North from Ashgabat, the long road to Dashoguz cuts through the heart of the Kara Kum Desert. The scattered villages along the way are favoured by Ashgabat travel companies as destinations for tours aiming to give the visitor a taste of desert life. The astonishing fiery crater near Darvaza is another good reason to come this way, even if you are not heading further north into Dashoguz Region.

Thу archaeological site of Jeitun north of Ashgabat, first excavated by the Russian archaeologist V M Masson in the 1950s, occupies an important place in the understanding of early prehistoric agriculture in the region.

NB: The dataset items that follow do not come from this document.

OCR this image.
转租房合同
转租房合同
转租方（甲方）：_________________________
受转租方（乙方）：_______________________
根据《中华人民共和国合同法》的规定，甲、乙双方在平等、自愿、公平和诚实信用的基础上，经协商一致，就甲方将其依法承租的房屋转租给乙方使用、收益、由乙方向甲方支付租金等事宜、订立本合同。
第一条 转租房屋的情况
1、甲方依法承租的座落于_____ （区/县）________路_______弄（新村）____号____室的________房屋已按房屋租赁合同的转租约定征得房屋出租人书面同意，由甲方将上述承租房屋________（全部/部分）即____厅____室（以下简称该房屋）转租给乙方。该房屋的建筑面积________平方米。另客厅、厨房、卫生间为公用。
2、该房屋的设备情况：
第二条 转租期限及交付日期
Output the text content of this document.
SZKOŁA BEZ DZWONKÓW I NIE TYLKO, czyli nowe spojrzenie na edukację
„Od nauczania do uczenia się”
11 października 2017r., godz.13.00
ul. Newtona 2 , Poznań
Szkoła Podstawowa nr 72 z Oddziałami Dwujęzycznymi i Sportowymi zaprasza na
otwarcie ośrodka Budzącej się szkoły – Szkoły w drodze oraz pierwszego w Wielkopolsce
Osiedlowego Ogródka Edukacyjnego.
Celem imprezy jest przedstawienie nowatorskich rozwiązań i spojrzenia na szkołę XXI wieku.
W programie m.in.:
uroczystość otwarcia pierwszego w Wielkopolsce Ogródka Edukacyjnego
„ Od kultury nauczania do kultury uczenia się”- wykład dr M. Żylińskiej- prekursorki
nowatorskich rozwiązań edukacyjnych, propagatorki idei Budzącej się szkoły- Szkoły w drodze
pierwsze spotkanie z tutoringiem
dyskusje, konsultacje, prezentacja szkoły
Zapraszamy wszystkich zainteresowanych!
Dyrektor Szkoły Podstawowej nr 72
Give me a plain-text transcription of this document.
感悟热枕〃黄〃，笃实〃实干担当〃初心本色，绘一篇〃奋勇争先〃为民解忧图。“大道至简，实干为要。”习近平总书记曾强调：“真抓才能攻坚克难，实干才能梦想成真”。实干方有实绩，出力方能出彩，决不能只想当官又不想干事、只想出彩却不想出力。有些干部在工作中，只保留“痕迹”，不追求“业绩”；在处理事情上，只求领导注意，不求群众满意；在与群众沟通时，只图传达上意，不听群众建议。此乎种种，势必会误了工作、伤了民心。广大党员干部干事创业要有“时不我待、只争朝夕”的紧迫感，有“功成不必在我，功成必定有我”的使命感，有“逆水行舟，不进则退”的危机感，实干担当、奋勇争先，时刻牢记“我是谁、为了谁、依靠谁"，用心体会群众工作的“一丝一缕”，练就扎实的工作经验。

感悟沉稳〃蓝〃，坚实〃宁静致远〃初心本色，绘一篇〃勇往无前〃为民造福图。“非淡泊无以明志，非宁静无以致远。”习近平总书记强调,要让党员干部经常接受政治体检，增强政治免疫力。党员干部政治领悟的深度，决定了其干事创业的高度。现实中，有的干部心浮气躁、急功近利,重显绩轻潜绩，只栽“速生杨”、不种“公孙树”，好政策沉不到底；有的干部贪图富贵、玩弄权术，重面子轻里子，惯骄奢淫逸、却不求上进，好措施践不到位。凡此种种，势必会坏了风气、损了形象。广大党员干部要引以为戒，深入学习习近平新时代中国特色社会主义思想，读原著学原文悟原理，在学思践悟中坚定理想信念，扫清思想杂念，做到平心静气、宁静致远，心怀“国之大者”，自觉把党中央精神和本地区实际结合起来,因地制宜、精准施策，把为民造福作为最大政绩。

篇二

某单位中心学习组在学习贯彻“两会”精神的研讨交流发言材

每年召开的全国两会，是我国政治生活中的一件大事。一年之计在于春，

Masson's excavations revealed a series of small, single-roomed dwellings, each with an oven and adjacent yard. Artefacts and botanical evidence demonstrated that the economy of this settlement was based around a mixture of hunting, domestic sheep and goats, and the cultivation of cereals, including wheat and barley. The site has been dated to the 6th millennium bc. Other, less well preserved, roughly contemporary sites have also been identified along the foothills of the Kopet Dag Mountains, leading an haeologists to use the term Jeitun Culture to refer to this group of Neolithic sites, which represent the earliest known agricultural settlements in Central Asia.

To reach Jeitun, take the Dashoguz road from Ashgabat. Fifteen kilometres beyond the marble-faced northern city gate, take the turning to the left, over an unmanned level crossing, and then along a pot-holed asphalt road. The once good state of the rural roads in this area is apparently down to the fact that a former head of the local peasants' association, then called the Socialism Collective Farm, was a political figure of some influence. Three kilometres on, turn right at the T-junction, then immediately left, such that you are continuing in a westwards direction. Park a kilometre on, immediately beyond the irrigation channel. The site lies about 500m to the north. The most recent excavations here were carried out by a joint British, Russian and Turkmen team in the early 1990s, and the site is not immediately straightforward to spot. It is a mound, slightly less than a hectare in size, in an area of undulating sandy ground on the edge of the desert. It is in turn covered by many small mounds; the spoil heaps from Masson's excavations. There is not, frankly, anything much to see, though the site does impress for its solitude.